The Civil War Road Show presents an emotionally powerful mobile-exhibition experience and interconnected programs that focus on the way the war transformed the lives of Pennsylvanians and their communities, and the ways in which Pennsylvanians impacted the war. Pennsylvania was one of the few Union states to see battle (at Gettysburg), and to experience Confederate occupation (York) and localized destruction (Chambersburg), so the war had an especially powerful impact on Pennsylvanians. The exhibit’s goals are to deliver this message in ways that relate to people of all ages and backgrounds, and to have visitors come away feeling profoundly moved, interested in learning more, and aware of the lasting impact of the Civil War throughout the state of Pennsylvania.

Fulton County (created in 1850) contributed to some remarkable history during that time.
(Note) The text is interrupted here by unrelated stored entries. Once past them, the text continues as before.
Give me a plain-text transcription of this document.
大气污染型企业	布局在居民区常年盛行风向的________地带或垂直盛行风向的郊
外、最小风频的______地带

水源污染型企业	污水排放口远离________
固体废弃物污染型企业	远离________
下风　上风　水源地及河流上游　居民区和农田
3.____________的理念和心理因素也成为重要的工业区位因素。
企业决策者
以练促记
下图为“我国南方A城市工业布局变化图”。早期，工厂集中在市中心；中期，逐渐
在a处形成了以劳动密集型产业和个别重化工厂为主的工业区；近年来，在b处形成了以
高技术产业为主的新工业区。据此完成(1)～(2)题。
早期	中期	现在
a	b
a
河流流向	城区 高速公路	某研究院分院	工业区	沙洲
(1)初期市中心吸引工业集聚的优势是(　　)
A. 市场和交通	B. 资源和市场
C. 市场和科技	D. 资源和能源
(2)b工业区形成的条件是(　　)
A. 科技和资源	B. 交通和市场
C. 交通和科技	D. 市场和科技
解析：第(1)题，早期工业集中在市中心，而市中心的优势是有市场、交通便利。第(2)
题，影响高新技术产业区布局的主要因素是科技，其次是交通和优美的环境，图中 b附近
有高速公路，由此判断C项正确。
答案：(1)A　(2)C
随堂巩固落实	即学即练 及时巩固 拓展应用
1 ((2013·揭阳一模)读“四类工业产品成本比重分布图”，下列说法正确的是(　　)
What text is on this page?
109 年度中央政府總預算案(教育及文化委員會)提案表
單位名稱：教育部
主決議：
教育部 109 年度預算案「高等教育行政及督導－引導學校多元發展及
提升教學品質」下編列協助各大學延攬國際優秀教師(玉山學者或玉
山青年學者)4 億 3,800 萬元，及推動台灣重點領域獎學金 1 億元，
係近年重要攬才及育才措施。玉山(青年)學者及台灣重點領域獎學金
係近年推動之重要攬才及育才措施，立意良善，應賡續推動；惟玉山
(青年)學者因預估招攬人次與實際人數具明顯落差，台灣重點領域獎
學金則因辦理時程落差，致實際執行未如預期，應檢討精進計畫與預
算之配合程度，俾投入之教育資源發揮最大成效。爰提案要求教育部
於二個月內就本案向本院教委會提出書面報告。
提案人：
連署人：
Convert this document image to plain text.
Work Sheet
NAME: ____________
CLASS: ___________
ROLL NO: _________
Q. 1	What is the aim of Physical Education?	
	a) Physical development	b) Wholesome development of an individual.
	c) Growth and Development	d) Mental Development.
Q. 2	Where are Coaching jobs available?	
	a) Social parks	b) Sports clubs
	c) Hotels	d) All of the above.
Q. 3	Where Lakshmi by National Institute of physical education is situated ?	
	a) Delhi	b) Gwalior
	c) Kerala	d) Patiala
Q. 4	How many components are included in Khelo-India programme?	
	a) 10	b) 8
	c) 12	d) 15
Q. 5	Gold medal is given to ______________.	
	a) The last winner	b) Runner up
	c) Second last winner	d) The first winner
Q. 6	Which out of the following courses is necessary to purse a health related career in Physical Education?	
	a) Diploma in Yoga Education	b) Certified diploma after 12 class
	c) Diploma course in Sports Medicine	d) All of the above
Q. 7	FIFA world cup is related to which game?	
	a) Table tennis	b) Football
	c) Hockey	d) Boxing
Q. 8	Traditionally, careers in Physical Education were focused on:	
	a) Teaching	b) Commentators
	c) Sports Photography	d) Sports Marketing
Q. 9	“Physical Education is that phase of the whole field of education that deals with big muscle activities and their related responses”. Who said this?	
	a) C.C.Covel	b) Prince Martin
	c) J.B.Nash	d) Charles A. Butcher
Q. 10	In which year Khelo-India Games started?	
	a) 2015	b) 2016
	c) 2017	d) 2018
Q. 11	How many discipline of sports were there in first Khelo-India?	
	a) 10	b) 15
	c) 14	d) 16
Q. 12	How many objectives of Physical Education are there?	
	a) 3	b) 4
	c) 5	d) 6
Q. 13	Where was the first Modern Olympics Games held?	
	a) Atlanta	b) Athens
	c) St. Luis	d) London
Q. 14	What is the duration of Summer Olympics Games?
Did you know that the first Confederate soldiers to die north of the Mason-Dixon Line died in Fulton County? The Tonoloway Church was used as a field hospital. The county was raided by the Confederates several times during the war. The last Confederate Bivouac (Camp) occurred just south of McConnellsburg July 31, 1864. Who would have thought that the war coming to the North began and ended its journey through the portals of this lovely county?

Come see the road show. Once you enter the fair no additional admission will be charged to see the show. Upon entering the trailer, visitors will know immediately that they have entered a different world. This is not a recreation of 19th-century Pennsylvania, although much of the visual language is drawn from Civil War-era design sensibilities. Rather, you will find 21st-century media and materials used to tell stories based upon images and objects drawn from the lived experience of Pennsylvanians in the 1860s. Effects, including dramatic lighting and sound, will set the stage for emotional engagement.

The exhibit will be open daily at 5 p.m. Senior Citizens Day the fair expects the exhibit to be open from 1 to 9 p.m.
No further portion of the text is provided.